Dari segi umur,  Abu Bakar R.A. berumur dua tahun lebih muda dari Rasulullah S.A.W. dan telah menjalin persahabatan yang akrab dengan baginda Rasul lama sebelum Rasulullah S.A.W. di angkat menjadi Rasul. Beliaulah tokoh sahabat besar yang dianggap paling banyak sekali berkorban harta benda untuk menegakkan agama Islam di sisi Nabi Muhammad S.A.W. Karena besarnya pengorbanan beliau itulah Rasulullah S.A.W. pernah mengatakan bahwa Islam telah tegak di atas harta Khadijah dan pengorbanan  Abu Bakar R.A. Adapun gelaran As-Shiddiq yang di berikan kepadanya itu adalah karena sikapnya yang selalu membenarkan apa saja kata-kata maupun perbuatan Nabi Muhammad S.A.W. Dalam hal ini ada baiknya kita petik suatu kisah seperti yang diriwayatkan oleh Ibnu Mas'ud yang diceritakan sendiri kepadanya oleh  Abu Bakar, tentang bagaimana  Abu Bakar R.A. memeluk agama Islam.

Kata  Abu Bakar R.A. ketika menceritakan suatu kisah mengenai dirinya kepada Ibnu Mas'ud, "Aku pernah mengunjungi seorang tua di negeri Yaman. Dia rajin membaca kitab-kitab dan mengajar banyak murid. Dia berkata kepadaku:
"Aku kira tuan datang dari Tanah Haram.
"Benar, “jawabku.
"Aku kira tuan berbangsa Quraisy?”
"Benar,” ujarku lagi.
"Dan apa yang aku lihat, tuan dan keluarga Bani Taiyim?”
"Benarlah begitu,” tambahku selanjutnya.
Orang tua itu terus menyambung, katanya, "Ada satu hal lagi yang hendak aku tanyakan kepada tuan, yaitu tentang diri tuan sendiri. Apakah tak keberatan jika aku lihat perutmu?
Maka pada ketika itu aku pun berkata, "Aku keberatan hendak memperlihatkan selama tuan tidak nyatakan maksud tuan sebenarnya kepadaku.
Maka ujar orang tua itu, "Aku sebenarnya melihat dalam ilmuku yang benar bahwa seorang Nabi Allah akan diutus di Tanah Haram. Nabi itu akan dibantu oleh dua orang sahabatnya, yang seorang masih muda dan seorang lagi sudah separuh baya. Sahabatnya yang muda itu berani berjuang di segala medan perang dan menjadi pelindungnya dalam berbagai kesusahan. Sementara yang separuh baya itu putih kulitnya dan berbadan kurus, ada tahi lalat di perutnya dan ada suatu tanda di paha kirinya. Apalah salahnya kalau tuan perlihatkan kepadaku.
Maka sesudah dia berkata itu aku pun membuka pakaianku lalu orang tua itu pun melihatlah tahi lalat hitam di atas bahagian pusatku seraya berkata, "Demi Tuhan yang menguasai Ka’bah, tuanlah orang itu!
Kemudian orang tua itu pun memberi sedikit nasihat kepadaku. 
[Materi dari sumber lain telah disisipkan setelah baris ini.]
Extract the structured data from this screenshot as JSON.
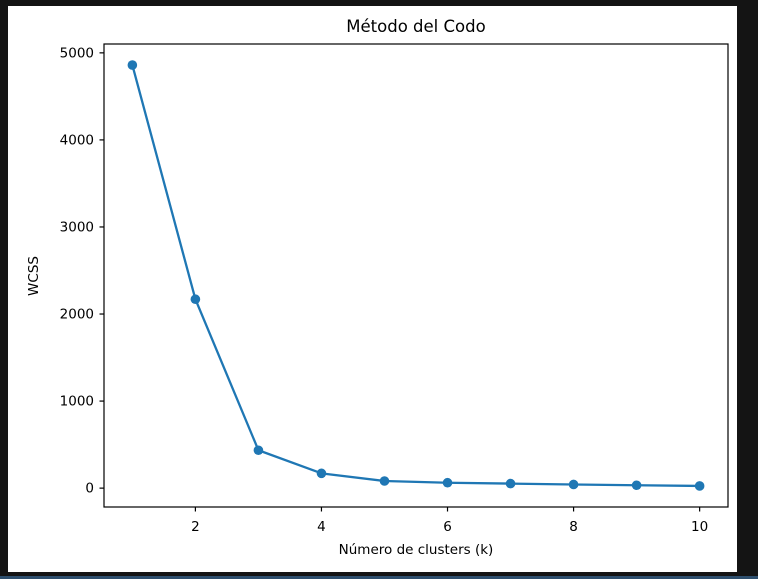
{
  "window": {
    "background_color": "#141414",
    "bottom_edge_color": "#2e4f6e"
  },
  "figure": {
    "background_color": "#ffffff"
  },
  "chart_data": {
    "type": "line",
    "title": "Método del Codo",
    "xlabel": "Número de clusters (k)",
    "ylabel": "WCSS",
    "x": [
      1,
      2,
      3,
      4,
      5,
      6,
      7,
      8,
      9,
      10
    ],
    "values": [
      4860,
      2170,
      435,
      170,
      82,
      62,
      52,
      42,
      33,
      25
    ],
    "series_name": "WCSS",
    "line_color": "#1f77b4",
    "marker": "circle",
    "marker_color": "#1f77b4",
    "xticks": [
      2,
      4,
      6,
      8,
      10
    ],
    "yticks": [
      0,
      1000,
      2000,
      3000,
      4000,
      5000
    ],
    "xlim": [
      0.55,
      10.45
    ],
    "ylim": [
      -216.75,
      5101.75
    ],
    "grid": false,
    "legend": "none",
    "spine_color": "#000000"
  }
}
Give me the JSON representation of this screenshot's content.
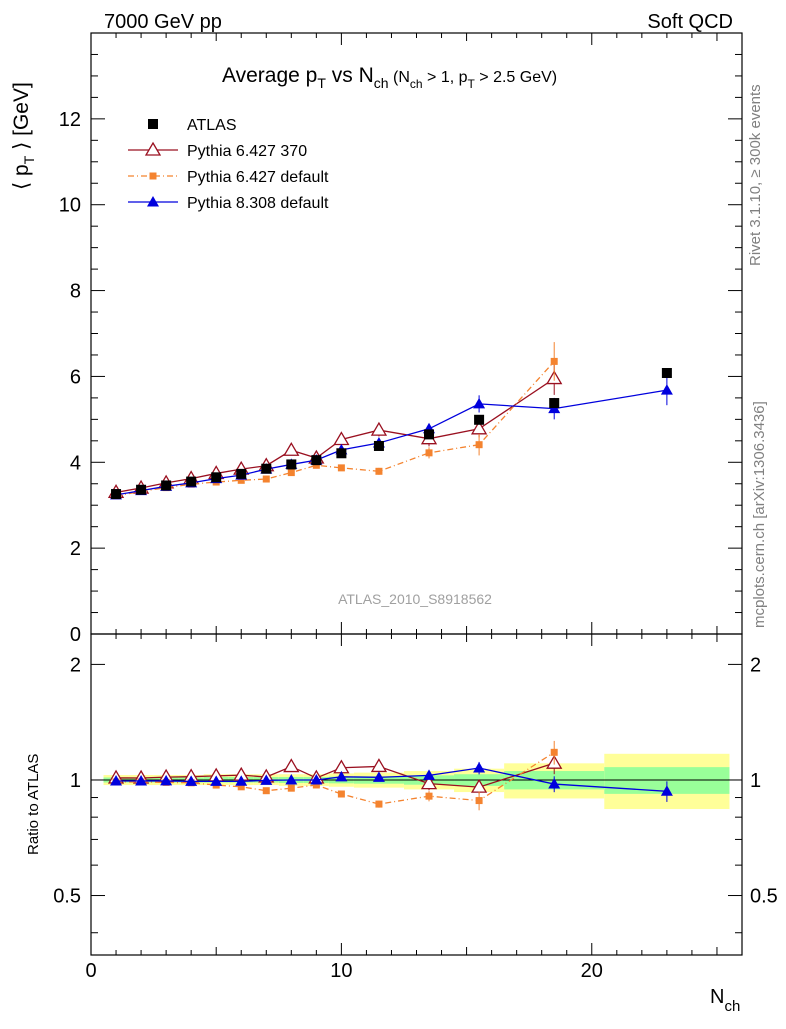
{
  "header": {
    "left": "7000 GeV pp",
    "right": "Soft QCD"
  },
  "side": {
    "rivet": "Rivet 3.1.10, ≥ 300k events",
    "mcplots": "mcplots.cern.ch [arXiv:1306.3436]"
  },
  "watermark": "ATLAS_2010_S8918562",
  "colors": {
    "atlas": "#000000",
    "p6_370": "#9a1020",
    "p6_default": "#f4832f",
    "p8": "#0000dd",
    "band_yellow": "#ffff99",
    "band_green": "#99ff99"
  },
  "chart_data": {
    "type": "line",
    "title": {
      "main": "Average p",
      "main_sub": "T",
      "mid": " vs N",
      "mid_sub": "ch",
      "cond1": " (N",
      "cond1_sub": "ch",
      "cond2": " > 1, p",
      "cond2_sub": "T",
      "cond3": " > 2.5 GeV)"
    },
    "ylabel": {
      "open": "⟨ p",
      "sub": "T",
      "close": " ⟩  [GeV]"
    },
    "xlabel": {
      "main": "N",
      "sub": "ch"
    },
    "ratio_ylabel": "Ratio to ATLAS",
    "xlim": [
      0,
      26
    ],
    "ylim": [
      0,
      14
    ],
    "ratio_ylim": [
      0.35,
      2.4
    ],
    "ratio_scale": "log",
    "x_ticks": [
      "0",
      "10",
      "20"
    ],
    "y_ticks": [
      "0",
      "2",
      "4",
      "6",
      "8",
      "10",
      "12"
    ],
    "ratio_ticks": [
      "0.5",
      "1",
      "2"
    ],
    "legend_position": "top-left",
    "x": [
      1,
      2,
      3,
      4,
      5,
      6,
      7,
      8,
      9,
      10,
      11.5,
      13.5,
      15.5,
      18.5,
      23
    ],
    "series": [
      {
        "name": "ATLAS",
        "marker": "filled-square",
        "values": [
          3.26,
          3.36,
          3.46,
          3.55,
          3.65,
          3.73,
          3.85,
          3.95,
          4.05,
          4.21,
          4.38,
          4.65,
          4.99,
          5.38,
          6.08
        ]
      },
      {
        "name": "Pythia 6.427 370",
        "marker": "open-triangle",
        "values": [
          3.3,
          3.4,
          3.52,
          3.62,
          3.74,
          3.84,
          3.92,
          4.28,
          4.1,
          4.53,
          4.75,
          4.55,
          4.78,
          5.95,
          null
        ],
        "errors": [
          0.03,
          0.03,
          0.03,
          0.03,
          0.04,
          0.04,
          0.05,
          0.08,
          0.08,
          0.12,
          0.15,
          0.18,
          0.2,
          0.38,
          0
        ]
      },
      {
        "name": "Pythia 6.427 default",
        "marker": "filled-square-small",
        "dash": "dash-dot",
        "values": [
          3.22,
          3.32,
          3.41,
          3.49,
          3.54,
          3.58,
          3.61,
          3.76,
          3.93,
          3.87,
          3.79,
          4.22,
          4.41,
          6.35,
          null
        ],
        "errors": [
          0.03,
          0.03,
          0.03,
          0.03,
          0.04,
          0.04,
          0.05,
          0.05,
          0.06,
          0.07,
          0.08,
          0.13,
          0.25,
          0.45,
          0
        ]
      },
      {
        "name": "Pythia 8.308 default",
        "marker": "filled-triangle",
        "values": [
          3.24,
          3.34,
          3.44,
          3.52,
          3.62,
          3.7,
          3.84,
          3.95,
          4.05,
          4.29,
          4.45,
          4.78,
          5.36,
          5.25,
          5.68
        ],
        "errors": [
          0.03,
          0.03,
          0.03,
          0.03,
          0.04,
          0.04,
          0.05,
          0.05,
          0.06,
          0.08,
          0.1,
          0.12,
          0.2,
          0.25,
          0.35
        ]
      }
    ],
    "ratio_bands": [
      {
        "x0": 0.5,
        "x1": 1.5,
        "yellow": [
          0.97,
          1.03
        ],
        "green": [
          0.985,
          1.015
        ]
      },
      {
        "x0": 1.5,
        "x1": 2.5,
        "yellow": [
          0.97,
          1.03
        ],
        "green": [
          0.985,
          1.015
        ]
      },
      {
        "x0": 2.5,
        "x1": 3.5,
        "yellow": [
          0.97,
          1.03
        ],
        "green": [
          0.985,
          1.015
        ]
      },
      {
        "x0": 3.5,
        "x1": 4.5,
        "yellow": [
          0.97,
          1.03
        ],
        "green": [
          0.985,
          1.015
        ]
      },
      {
        "x0": 4.5,
        "x1": 5.5,
        "yellow": [
          0.97,
          1.035
        ],
        "green": [
          0.985,
          1.018
        ]
      },
      {
        "x0": 5.5,
        "x1": 6.5,
        "yellow": [
          0.97,
          1.035
        ],
        "green": [
          0.985,
          1.018
        ]
      },
      {
        "x0": 6.5,
        "x1": 7.5,
        "yellow": [
          0.97,
          1.035
        ],
        "green": [
          0.985,
          1.018
        ]
      },
      {
        "x0": 7.5,
        "x1": 8.5,
        "yellow": [
          0.965,
          1.035
        ],
        "green": [
          0.982,
          1.018
        ]
      },
      {
        "x0": 8.5,
        "x1": 9.5,
        "yellow": [
          0.965,
          1.035
        ],
        "green": [
          0.982,
          1.018
        ]
      },
      {
        "x0": 9.5,
        "x1": 10.5,
        "yellow": [
          0.96,
          1.04
        ],
        "green": [
          0.98,
          1.02
        ]
      },
      {
        "x0": 10.5,
        "x1": 12.5,
        "yellow": [
          0.955,
          1.045
        ],
        "green": [
          0.978,
          1.022
        ]
      },
      {
        "x0": 12.5,
        "x1": 14.5,
        "yellow": [
          0.945,
          1.055
        ],
        "green": [
          0.972,
          1.028
        ]
      },
      {
        "x0": 14.5,
        "x1": 16.5,
        "yellow": [
          0.93,
          1.07
        ],
        "green": [
          0.965,
          1.035
        ]
      },
      {
        "x0": 16.5,
        "x1": 20.5,
        "yellow": [
          0.895,
          1.105
        ],
        "green": [
          0.945,
          1.055
        ]
      },
      {
        "x0": 20.5,
        "x1": 25.5,
        "yellow": [
          0.84,
          1.17
        ],
        "green": [
          0.92,
          1.08
        ]
      }
    ]
  }
}
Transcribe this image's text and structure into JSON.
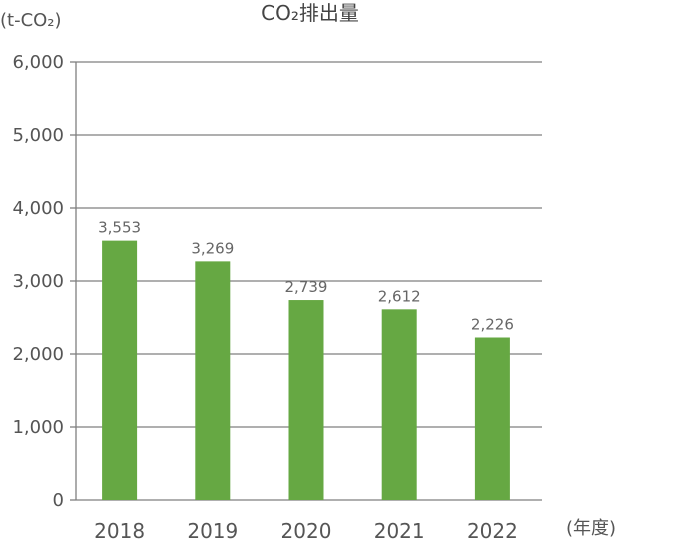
{
  "chart_data": {
    "type": "bar",
    "title": "CO₂排出量",
    "ylabel": "(t-CO₂)",
    "xlabel": "(年度)",
    "categories": [
      "2018",
      "2019",
      "2020",
      "2021",
      "2022"
    ],
    "values": [
      3553,
      3269,
      2739,
      2612,
      2226
    ],
    "value_labels": [
      "3,553",
      "3,269",
      "2,739",
      "2,612",
      "2,226"
    ],
    "yticks": [
      0,
      1000,
      2000,
      3000,
      4000,
      5000,
      6000
    ],
    "ytick_labels": [
      "0",
      "1,000",
      "2,000",
      "3,000",
      "4,000",
      "5,000",
      "6,000"
    ],
    "ylim": [
      0,
      6000
    ],
    "grid": true,
    "bar_color": "#66a843",
    "grid_color": "#7f7f7f"
  }
}
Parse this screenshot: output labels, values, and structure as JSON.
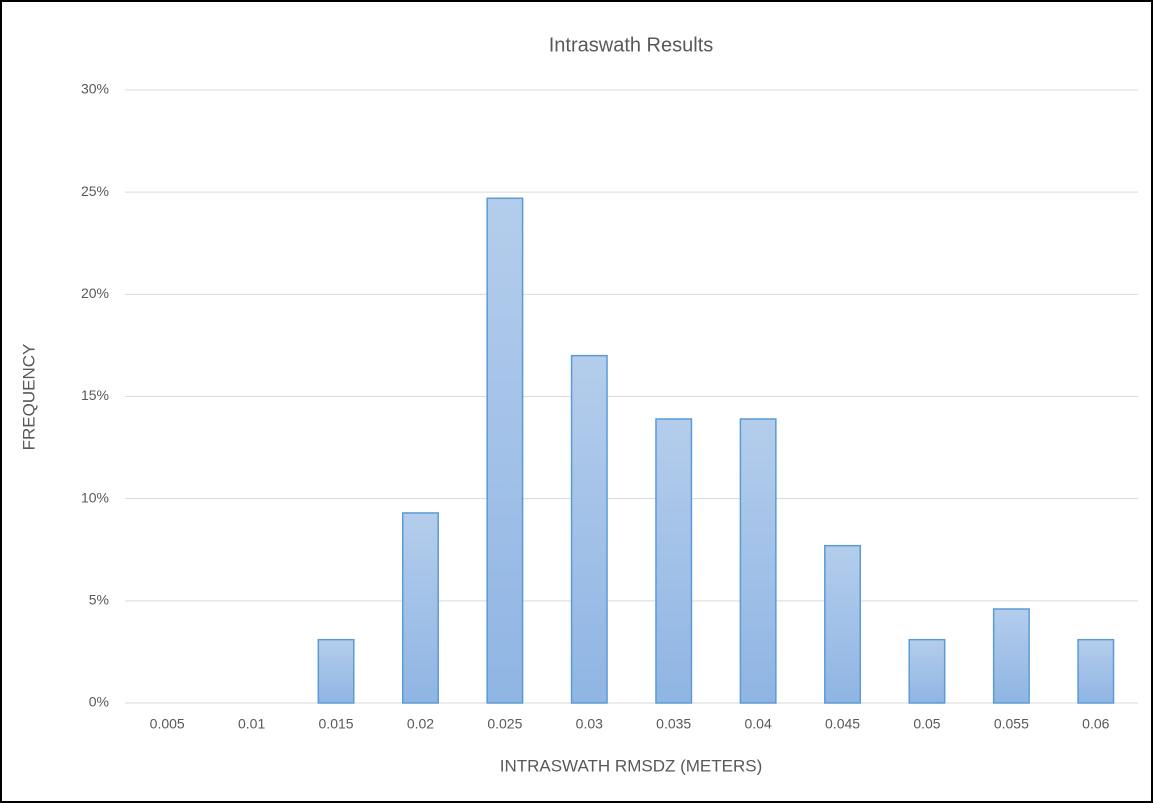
{
  "chart_data": {
    "type": "bar",
    "title": "Intraswath Results",
    "xlabel": "INTRASWATH RMSDZ (METERS)",
    "ylabel": "FREQUENCY",
    "categories": [
      "0.005",
      "0.01",
      "0.015",
      "0.02",
      "0.025",
      "0.03",
      "0.035",
      "0.04",
      "0.045",
      "0.05",
      "0.055",
      "0.06"
    ],
    "values": [
      0,
      0,
      3.1,
      9.3,
      24.7,
      17.0,
      13.9,
      13.9,
      7.7,
      3.1,
      4.6,
      3.1
    ],
    "color": "#5b9bd5",
    "ylim": [
      0,
      30
    ],
    "yticks": [
      {
        "value": 0,
        "label": "0%"
      },
      {
        "value": 5,
        "label": "5%"
      },
      {
        "value": 10,
        "label": "10%"
      },
      {
        "value": 15,
        "label": "15%"
      },
      {
        "value": 20,
        "label": "20%"
      },
      {
        "value": 25,
        "label": "25%"
      },
      {
        "value": 30,
        "label": "30%"
      }
    ],
    "grid": true
  }
}
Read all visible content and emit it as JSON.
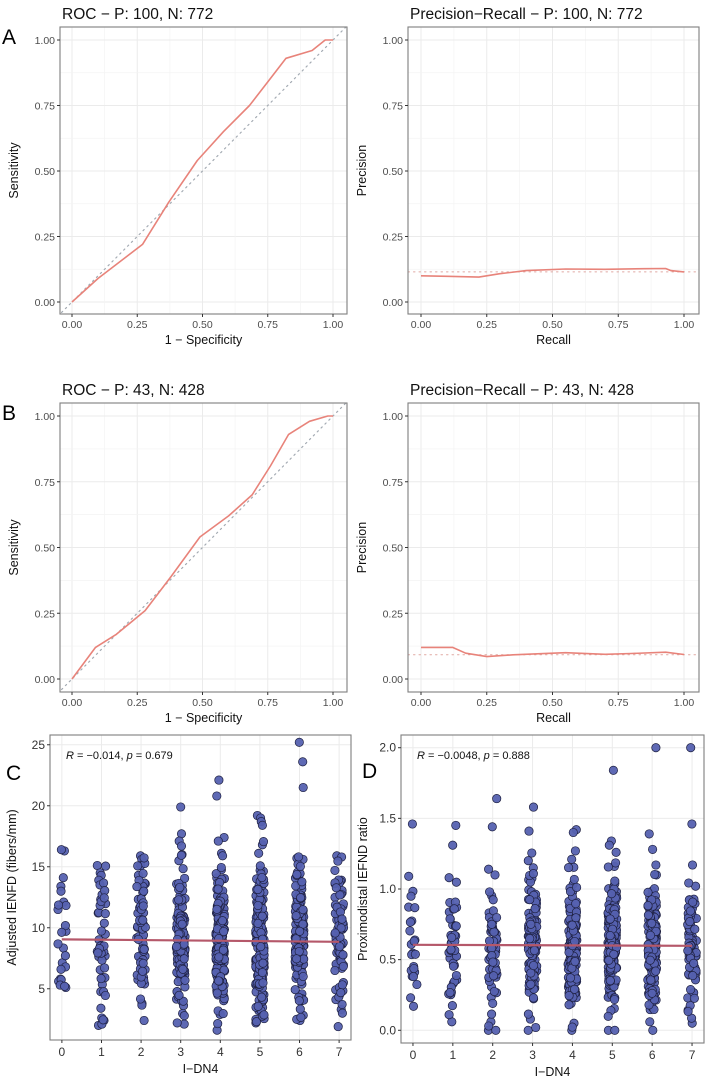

Aku tinggal di Yaman untuk beberapa saat untuk urusan perniagaanku dan sebelum meninggalkan negeri itu sekali lagi aku pergi menemui orang tua tersebut untuk mengucapkan selamat tinggal kepadanya. Kemudian dia lalu bertanya, "Maukah tuan membawa beberapa rangkap syairku?
"Boleh saja, “jawabku.

Setelah itu aku pun membawa pulang syair-syair itu ke Mekah. Setibanya aku di Mekah, para pemuda bergegas datang menemuiku seraya berkata, "Tahukah engkau  apa yang sudah terjadi? Maka ujarku pula, "Apakah yang terjadi itu?
Jawab mereka, "Si yatim Abu Talib (maksudnya Nabi Muhammad S.A.W.) kini mengaku menjadi Nabi! Kalaulah tidak mengingat engkau hai Abu Bakar, sudah lama kami selesaikan dia. Engkaulah satu-satunya yang kami harapkan untuk menyelesaikannya.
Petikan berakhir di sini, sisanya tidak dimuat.